Fernando Pessoa foi um poeta português, símbolo do Modernismo e considerado um dos nomes mais brilhantes da Literatura portuguesa de todos os tempos. Obtendo um reconhecimento muito discreto em vida, a esmagadora maioria da sua obra foi deixada inédita e publicada de forma póstuma; até hoje continuam a surgir e a ser publicados trabalhados inéditos deste autor falecido em 1935. A genialidade do seu trabalho literário veio a ser reconhecida não apenas em Portugal ou no mundo lusófono mas inclusivamente nos meios literários internacionais, encontrando-se hoje traduzido em várias línguas. Encontra-se sepultado no Mosteiro dos Jerónimos, em jeito de homenagem por parte do governo português.
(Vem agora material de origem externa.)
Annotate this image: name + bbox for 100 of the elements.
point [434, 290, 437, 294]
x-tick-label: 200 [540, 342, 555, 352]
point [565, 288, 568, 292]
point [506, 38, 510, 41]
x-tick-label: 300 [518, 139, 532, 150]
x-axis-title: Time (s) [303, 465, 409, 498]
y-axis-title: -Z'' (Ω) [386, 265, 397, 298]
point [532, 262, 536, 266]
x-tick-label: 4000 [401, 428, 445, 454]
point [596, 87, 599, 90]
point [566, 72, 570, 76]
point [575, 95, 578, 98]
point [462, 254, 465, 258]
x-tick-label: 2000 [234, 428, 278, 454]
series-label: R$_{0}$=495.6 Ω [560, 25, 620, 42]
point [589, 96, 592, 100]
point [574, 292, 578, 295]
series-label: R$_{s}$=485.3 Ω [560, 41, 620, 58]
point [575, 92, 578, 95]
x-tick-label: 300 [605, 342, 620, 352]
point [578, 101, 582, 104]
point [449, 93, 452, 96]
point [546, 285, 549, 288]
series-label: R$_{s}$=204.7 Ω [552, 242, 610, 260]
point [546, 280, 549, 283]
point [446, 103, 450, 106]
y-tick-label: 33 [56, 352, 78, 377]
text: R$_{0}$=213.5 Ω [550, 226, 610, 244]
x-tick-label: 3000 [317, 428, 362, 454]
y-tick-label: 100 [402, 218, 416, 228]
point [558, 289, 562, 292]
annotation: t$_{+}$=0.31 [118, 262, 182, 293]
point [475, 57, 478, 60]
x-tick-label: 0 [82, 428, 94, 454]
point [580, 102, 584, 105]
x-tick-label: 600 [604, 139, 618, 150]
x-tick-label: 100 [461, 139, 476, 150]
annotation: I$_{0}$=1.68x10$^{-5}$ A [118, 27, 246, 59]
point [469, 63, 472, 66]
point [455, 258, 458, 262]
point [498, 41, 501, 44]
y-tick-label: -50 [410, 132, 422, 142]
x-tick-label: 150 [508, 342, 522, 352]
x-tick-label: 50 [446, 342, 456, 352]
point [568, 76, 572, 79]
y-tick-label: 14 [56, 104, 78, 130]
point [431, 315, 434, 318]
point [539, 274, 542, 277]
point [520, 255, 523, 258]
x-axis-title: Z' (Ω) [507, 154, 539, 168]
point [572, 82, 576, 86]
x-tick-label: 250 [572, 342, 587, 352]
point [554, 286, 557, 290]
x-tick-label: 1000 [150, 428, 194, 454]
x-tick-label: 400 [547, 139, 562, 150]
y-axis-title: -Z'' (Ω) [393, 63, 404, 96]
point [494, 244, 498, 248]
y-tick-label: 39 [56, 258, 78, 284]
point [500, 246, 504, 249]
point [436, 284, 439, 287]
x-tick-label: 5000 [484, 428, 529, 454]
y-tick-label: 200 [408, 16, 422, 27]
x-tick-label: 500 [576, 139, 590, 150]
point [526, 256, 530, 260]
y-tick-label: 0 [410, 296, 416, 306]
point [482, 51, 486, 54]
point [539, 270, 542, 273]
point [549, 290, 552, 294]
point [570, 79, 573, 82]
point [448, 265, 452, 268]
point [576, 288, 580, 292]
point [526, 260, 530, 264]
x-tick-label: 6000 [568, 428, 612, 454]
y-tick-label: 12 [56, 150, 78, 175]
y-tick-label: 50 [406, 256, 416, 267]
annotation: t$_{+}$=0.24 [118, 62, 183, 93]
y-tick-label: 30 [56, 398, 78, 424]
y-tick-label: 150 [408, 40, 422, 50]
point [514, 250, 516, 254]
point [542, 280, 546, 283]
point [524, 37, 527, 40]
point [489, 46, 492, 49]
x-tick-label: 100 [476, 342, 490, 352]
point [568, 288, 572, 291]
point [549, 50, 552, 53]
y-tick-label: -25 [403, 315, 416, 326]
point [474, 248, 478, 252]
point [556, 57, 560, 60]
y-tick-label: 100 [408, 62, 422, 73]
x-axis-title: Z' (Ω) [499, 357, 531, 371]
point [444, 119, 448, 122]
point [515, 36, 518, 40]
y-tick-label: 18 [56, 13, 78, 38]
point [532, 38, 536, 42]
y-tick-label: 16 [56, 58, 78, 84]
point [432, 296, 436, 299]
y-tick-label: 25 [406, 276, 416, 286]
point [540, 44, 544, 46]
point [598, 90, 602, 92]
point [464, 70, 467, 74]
Pessoa nasceu em Lisboa em 1888 e foi educado na África do Sul, na sequência da morte do seu pai e do casamento da sua mãe com o cônsul de Portugal em Durban. Voltando a Portugal no início da idade adulta, estabelecendo-se como tradutor de correspondência comercial, na que seria a sua principal profissão ao longo da vida. Em 1915, participou no lançamento da revista Orpheu, que marcou o movimento Modernista em Portugal, ainda que tenham sido publicados apenas 2 números. Nomes como Almada Negreiros, Mário de Sá-Carneiro e António Ferro estiveram igualmente ligados a "Orpheu".

Fernando Pessoa levou uma vida discreta, nunca tendo casado, e nunca tendo publicado o imenso trabalho da sua poesia. Morreu aos 47 anos em consequência de uma crise hepática (num diagnóstico que veio a ser posto mais tarde), acreditando-se que o excesso de consumo de álcool tenha contribuído de forma relevante.
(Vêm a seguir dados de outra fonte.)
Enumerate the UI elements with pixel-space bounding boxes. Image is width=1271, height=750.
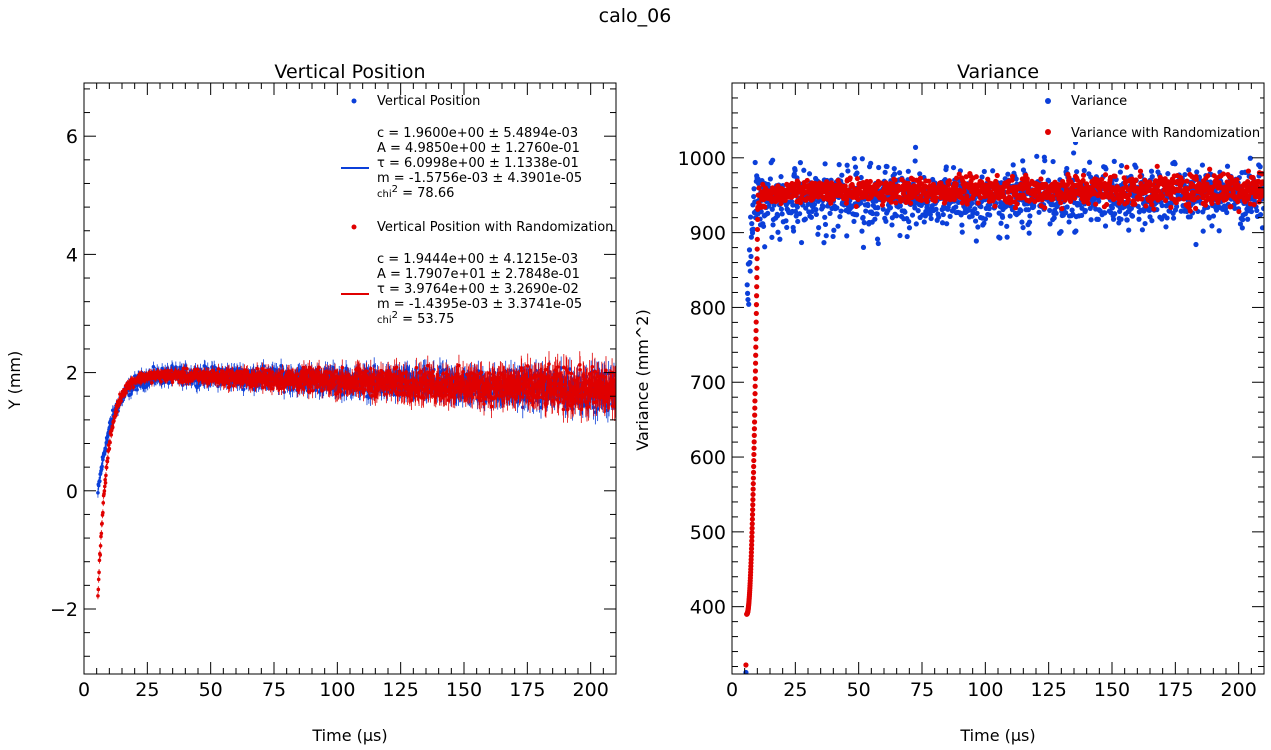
data-point [97, 570, 101, 575]
data-point [131, 385, 136, 389]
data-point [216, 367, 221, 371]
data-point [489, 404, 494, 409]
vertical-position-plot: Vertical Position 0 25 50 75 100 125 150 175 200… [5, 61, 617, 745]
data-point [99, 531, 104, 536]
data-point [96, 490, 100, 495]
data-point [104, 465, 109, 470]
data-point [109, 433, 114, 437]
data-point [195, 367, 200, 372]
data-point [150, 381, 154, 385]
data-point [96, 594, 100, 598]
data-point [163, 369, 167, 373]
data-point [102, 484, 107, 489]
data-point [364, 369, 369, 373]
data-point [124, 390, 128, 395]
data-point [96, 577, 101, 582]
data-point [502, 393, 506, 398]
data-point [98, 544, 103, 548]
data-point [105, 459, 110, 464]
data-point [108, 440, 112, 445]
data-point [370, 394, 375, 398]
data-point [469, 371, 474, 375]
data-point [159, 379, 163, 384]
data-point [470, 395, 475, 400]
data-point [98, 553, 103, 557]
data-point [487, 371, 492, 375]
data-point [328, 370, 332, 374]
data-point [482, 396, 487, 401]
data-point [107, 446, 112, 451]
data-point [128, 386, 132, 391]
series-vertical-position-randomized [96, 351, 616, 600]
data-point [431, 374, 436, 379]
data-point [166, 368, 170, 373]
data-point [169, 368, 174, 373]
data-point [401, 371, 406, 376]
data-point [101, 501, 106, 505]
data-point [568, 367, 572, 371]
data-point [185, 367, 189, 371]
data-point [368, 366, 373, 371]
data-point [308, 385, 313, 389]
data-point [115, 410, 119, 414]
data-point [106, 456, 110, 460]
data-point [98, 479, 102, 483]
data-point [135, 387, 139, 392]
data-point [151, 365, 156, 369]
data-point [302, 365, 306, 370]
data-point [340, 365, 345, 370]
data-point [170, 380, 175, 384]
data-point [384, 392, 389, 396]
data-point [444, 393, 449, 397]
data-point [421, 395, 426, 400]
data-point [478, 398, 483, 403]
data-point [461, 370, 465, 374]
data-point [270, 370, 275, 374]
data-point [97, 558, 102, 563]
data-point [260, 366, 265, 371]
data-point [381, 370, 385, 375]
data-point [100, 464, 104, 469]
data-point [395, 374, 399, 379]
plot-data [96, 351, 616, 600]
data-point [479, 370, 484, 375]
data-point [414, 365, 419, 370]
data-point [280, 369, 285, 373]
plot-title: Vertical Position [274, 61, 425, 83]
data-point [270, 386, 274, 391]
data-point [425, 363, 430, 368]
figure-title: calo_06 [599, 5, 672, 27]
data-point [96, 587, 101, 592]
data-point [103, 481, 108, 485]
data-point [110, 425, 115, 430]
data-point [457, 363, 461, 368]
data-point [446, 373, 450, 377]
data-point [195, 385, 199, 390]
data-point [310, 388, 315, 393]
data-point [104, 473, 108, 478]
data-point [505, 396, 510, 401]
data-point [404, 370, 408, 374]
data-point [317, 365, 321, 370]
data-point [119, 399, 123, 403]
data-point [255, 366, 259, 371]
data-point [295, 372, 300, 376]
data-point [372, 372, 376, 377]
data-point [409, 398, 414, 403]
data-point [101, 510, 105, 515]
data-point [441, 371, 445, 376]
data-point [525, 364, 530, 368]
data-point [100, 521, 104, 526]
data-point [227, 384, 232, 388]
data-point [102, 489, 107, 493]
data-point [307, 390, 311, 394]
O génio poético e criativo de Fernando Pessoa manifestou-se não apenas no domínio e utilização da língua portuguesa - é dele, entre tantas outras, o verso "a minha Pátria é a minha língua" - mas também pela criação dos heterónimos, personagens poéticas fictícias em nome das quais assinou obras de carácter distinto. A capacidade de criar personagens com personalidades, motivações e temas diferentes, e conseguir atribuir uma extensa obra poética a cada uma delas, é um feito quase sem igual na literatura universal.
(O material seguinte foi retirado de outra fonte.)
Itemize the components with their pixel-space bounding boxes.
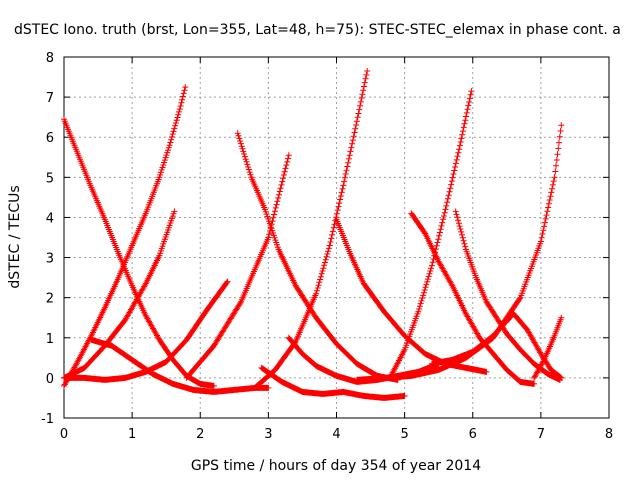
y-tick-label: 7	[46, 91, 54, 106]
y-tick-label: 5	[46, 171, 54, 186]
series-markers	[183, 152, 292, 381]
series-arc-8	[251, 68, 371, 391]
chart-title: dSTEC Iono. truth (brst, Lon=355, Lat=48…	[14, 22, 621, 38]
series-arc-1	[61, 116, 217, 389]
series-arc-4	[61, 278, 231, 383]
series-markers	[531, 314, 565, 381]
y-tick-label: 0	[46, 372, 54, 387]
data-points	[61, 68, 565, 401]
x-axis-label: GPS time / hours of day 354 of year 2014	[191, 458, 481, 474]
y-tick-label: -1	[41, 412, 54, 427]
x-tick-label: 7	[537, 427, 545, 442]
x-tick-label: 1	[128, 427, 136, 442]
series-markers	[408, 210, 538, 387]
series-markers	[61, 116, 217, 389]
series-arc-6	[183, 152, 292, 381]
series-arc-5	[88, 336, 272, 395]
y-tick-label: 2	[46, 292, 54, 307]
series-arc-3	[61, 208, 178, 381]
series-arc-9	[258, 364, 408, 401]
series-arc-17	[531, 314, 565, 381]
series-arc-11	[333, 216, 490, 375]
x-tick-label: 2	[196, 427, 204, 442]
series-markers	[251, 68, 371, 391]
y-tick-label: 1	[46, 332, 54, 347]
series-markers	[428, 310, 565, 381]
series-markers	[61, 84, 189, 389]
y-tick-label: 8	[46, 51, 54, 66]
series-markers	[88, 336, 272, 395]
x-tick-label: 4	[332, 427, 340, 442]
series-markers	[258, 364, 408, 401]
series-markers	[333, 216, 490, 375]
series-markers	[61, 278, 231, 383]
x-tick-label: 0	[60, 427, 68, 442]
x-tick-label: 8	[605, 427, 613, 442]
tick-marks	[63, 56, 610, 419]
y-tick-label: 4	[46, 211, 54, 226]
series-markers	[61, 208, 178, 381]
y-tick-label: 3	[46, 252, 54, 267]
x-tick-label: 5	[400, 427, 408, 442]
grid-layer	[64, 57, 609, 418]
y-axis-label: dSTEC / TECUs	[7, 185, 23, 288]
x-tick-label: 6	[469, 427, 477, 442]
x-tick-label: 3	[264, 427, 272, 442]
tick-labels: 0 1 2 3 4 5 6 7 8 -1 0 1 2 3 4 5 6 7 8	[41, 51, 613, 442]
series-arc-13	[408, 210, 538, 387]
series-arc-2	[61, 84, 189, 389]
series-arc-16	[428, 310, 565, 381]
y-tick-label: 6	[46, 131, 54, 146]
São-lhe atribuídos cerca de 70 heterónimos, sendo 4 os mais relevantes: Alberto Caeiro, Ricardo Reis, Álvaro de Campos e Bernardo Soares, sendo este último praticamente um pseudónimo relativamente aos pensamentos e preocupações do próprio pessoa. "O Guardador de Rebanhos", de Caeiro, e "Tabacaria", de Campos, são apenas alguns dos mais brilhantes trechos de literatura da língua portuguesa.

Fernando Pessoa escreveu também em nome próprio, principalmente ensaios sobre política e filosofia. O presente e o futuro de Portugal foi um tema sempre presente entre as suas preocupações, e será esse também o tema da única obra que publicou em vida - o poema "Mensagem", com o qual venceu num concurso do Secretariado da Propaganda Nacional, um ano antes da sua morte. Poema de homenagem aos heróis de Portugal, recuperando o simbolismo de Luís de Camões, pode dizer-se que a "Mensagem" é a versão modernista, século XX, de "Os Lusíadas". Não será por acaso que o crítico literário Harold Bloom, na sua obra "Génio - os 100 autores mais criativos da História da Literatura", inclui precisamente Pessoa e Camões (juntamente com Eça de Queirós.)